For all the material benefits that our modern society affords, we grow spiritually more bereft from year to year. Our hope that G-d will send us very soon the redeemer that He has promised us seems so far removed from lives as to be almost like a dream.
And yet, against all the neon noise of anti-spirituality a little glimmer of hope has never been extinguished from our hearts.
In the days of the Holy Temple, every evening the kohanim would refill the lamps of the Menorah. Even though the summer nights were much shorter than the long nights of winter, the kohanim always poured the same amount of oil into the lamps. Thus, during the summer months, they would return in the morning to find oil still left in the Menorah.
One of the Menorahs lamps was quite unusual. Its name was the ner maaravi the Western Light. The ner maaravi received no more oil than its fellows, and yet, even after the longest nights of winter, the kohen would return in the morning to find it still burning. That evening he would rekindle the other lamps from the ner maaravi. In fact, there is an opinion that the ner maaravi was lit but once a year.
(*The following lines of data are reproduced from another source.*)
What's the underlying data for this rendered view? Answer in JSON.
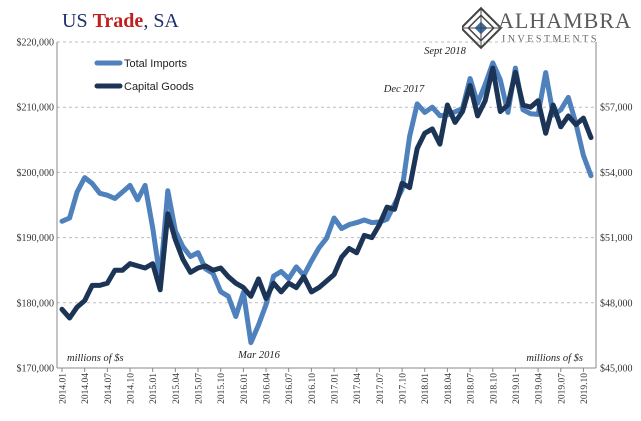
{
  "header": {
    "title_part1": "US ",
    "title_accent": "Trade",
    "title_part2": ", SA",
    "logo_name": "ALHAMBRA",
    "logo_sub": "INVESTMENTS"
  },
  "chart_data": {
    "type": "line",
    "x": [
      "2014.01",
      "2014.02",
      "2014.03",
      "2014.04",
      "2014.05",
      "2014.06",
      "2014.07",
      "2014.08",
      "2014.09",
      "2014.10",
      "2014.11",
      "2014.12",
      "2015.01",
      "2015.02",
      "2015.03",
      "2015.04",
      "2015.05",
      "2015.06",
      "2015.07",
      "2015.08",
      "2015.09",
      "2015.10",
      "2015.11",
      "2015.12",
      "2016.01",
      "2016.02",
      "2016.03",
      "2016.04",
      "2016.05",
      "2016.06",
      "2016.07",
      "2016.08",
      "2016.09",
      "2016.10",
      "2016.11",
      "2016.12",
      "2017.01",
      "2017.02",
      "2017.03",
      "2017.04",
      "2017.05",
      "2017.06",
      "2017.07",
      "2017.08",
      "2017.09",
      "2017.10",
      "2017.11",
      "2017.12",
      "2018.01",
      "2018.02",
      "2018.03",
      "2018.04",
      "2018.05",
      "2018.06",
      "2018.07",
      "2018.08",
      "2018.09",
      "2018.10",
      "2018.11",
      "2018.12",
      "2019.01",
      "2019.02",
      "2019.03",
      "2019.04",
      "2019.05",
      "2019.06",
      "2019.07",
      "2019.08",
      "2019.09",
      "2019.10",
      "2019.11"
    ],
    "x_tick_labels": [
      "2014.01",
      "2014.04",
      "2014.07",
      "2014.10",
      "2015.01",
      "2015.04",
      "2015.07",
      "2015.10",
      "2016.01",
      "2016.04",
      "2016.07",
      "2016.10",
      "2017.01",
      "2017.04",
      "2017.07",
      "2017.10",
      "2018.01",
      "2018.04",
      "2018.07",
      "2018.10",
      "2019.01",
      "2019.04",
      "2019.07",
      "2019.10"
    ],
    "series": [
      {
        "name": "Total Imports",
        "axis": "left",
        "color": "#4f81bd",
        "values": [
          192500,
          193000,
          197000,
          199200,
          198300,
          196800,
          196500,
          196000,
          197000,
          198000,
          195800,
          198000,
          191500,
          183600,
          197200,
          191000,
          188600,
          187100,
          187700,
          185200,
          184500,
          181700,
          181000,
          177900,
          181600,
          173900,
          176600,
          179700,
          184100,
          184800,
          183700,
          185500,
          184200,
          186400,
          188400,
          189900,
          193000,
          191400,
          192000,
          192300,
          192700,
          192300,
          192400,
          192800,
          195100,
          197400,
          205500,
          210500,
          209200,
          210000,
          208700,
          208800,
          209300,
          209800,
          214400,
          210600,
          213500,
          216800,
          214200,
          209200,
          216000,
          209600,
          209000,
          208900,
          215300,
          208800,
          209600,
          211500,
          207500,
          202600,
          199500
        ]
      },
      {
        "name": "Capital Goods",
        "axis": "right",
        "color": "#1c3557",
        "values": [
          47700,
          47300,
          47800,
          48100,
          48800,
          48800,
          48900,
          49500,
          49500,
          49800,
          49700,
          49600,
          49800,
          48600,
          52100,
          50900,
          50000,
          49400,
          49600,
          49700,
          49500,
          49600,
          49200,
          48900,
          48700,
          48300,
          49100,
          48200,
          48900,
          48500,
          48900,
          48700,
          49200,
          48500,
          48700,
          49000,
          49300,
          50100,
          50500,
          50300,
          51100,
          51000,
          51600,
          52400,
          52300,
          53500,
          53300,
          55100,
          55800,
          56000,
          55300,
          57100,
          56300,
          56800,
          58000,
          56600,
          57300,
          58800,
          56800,
          57100,
          58600,
          57100,
          57000,
          57300,
          55800,
          57100,
          56100,
          56600,
          56200,
          56500,
          55600
        ]
      }
    ],
    "left_axis": {
      "min": 170000,
      "max": 220000,
      "ticks": [
        170000,
        180000,
        190000,
        200000,
        210000,
        220000
      ],
      "tick_labels": [
        "$170,000",
        "$180,000",
        "$190,000",
        "$200,000",
        "$210,000",
        "$220,000"
      ],
      "unit_label": "millions of $s"
    },
    "right_axis": {
      "min": 45000,
      "max": 60000,
      "ticks": [
        45000,
        48000,
        51000,
        54000,
        57000
      ],
      "tick_labels": [
        "$45,000",
        "$48,000",
        "$51,000",
        "$54,000",
        "$57,000"
      ],
      "unit_label": "millions of $s"
    },
    "grid": true,
    "legend_placement": "top-left",
    "annotations": [
      {
        "text": "Sept 2018",
        "x": "2018.09"
      },
      {
        "text": "Dec 2017",
        "x": "2017.12"
      },
      {
        "text": "Mar 2016",
        "x": "2016.03"
      }
    ]
  }
}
The miracle of the ner maaravi was a sign that the Divine Presence dwelled amongst the Jewish People. It continued to burn until the Kohen Hagadol, Shimon HaTzadik, passed from this world.
One year, the olive harvest in Eretz Yisrael was extremely meager and there was but a tiny fraction of the oil needed to kindle the lights of the Menorah. The kohanim wept, taking this deficiency to be sign of Divine displeasure. However, instead of the lamps spluttering into darkness in the middle of the winter nights, G-d made as even bigger miracle: Not only did the ner maaravi burn throughout the night - but it was joined by the other six lamps as well and they all burned brightly throughout the night with a totally insufficient amount of oil.
The Jewish People are like the lamps of the Menorah running on empty, but still burning with a quiet powerful flame.
G-d sent us into exile some two thousand years ago. His displeasure was well-deserved, as a reading of prophets like Yirmiyahu so clearly portrays. Even though we have eaten the bitter harvest of exile these two thousand years, G-d has performed a miracle unparalled in the history of mankind, for the light of the Jewish survival still burns miraculously in a world which gets darker daily.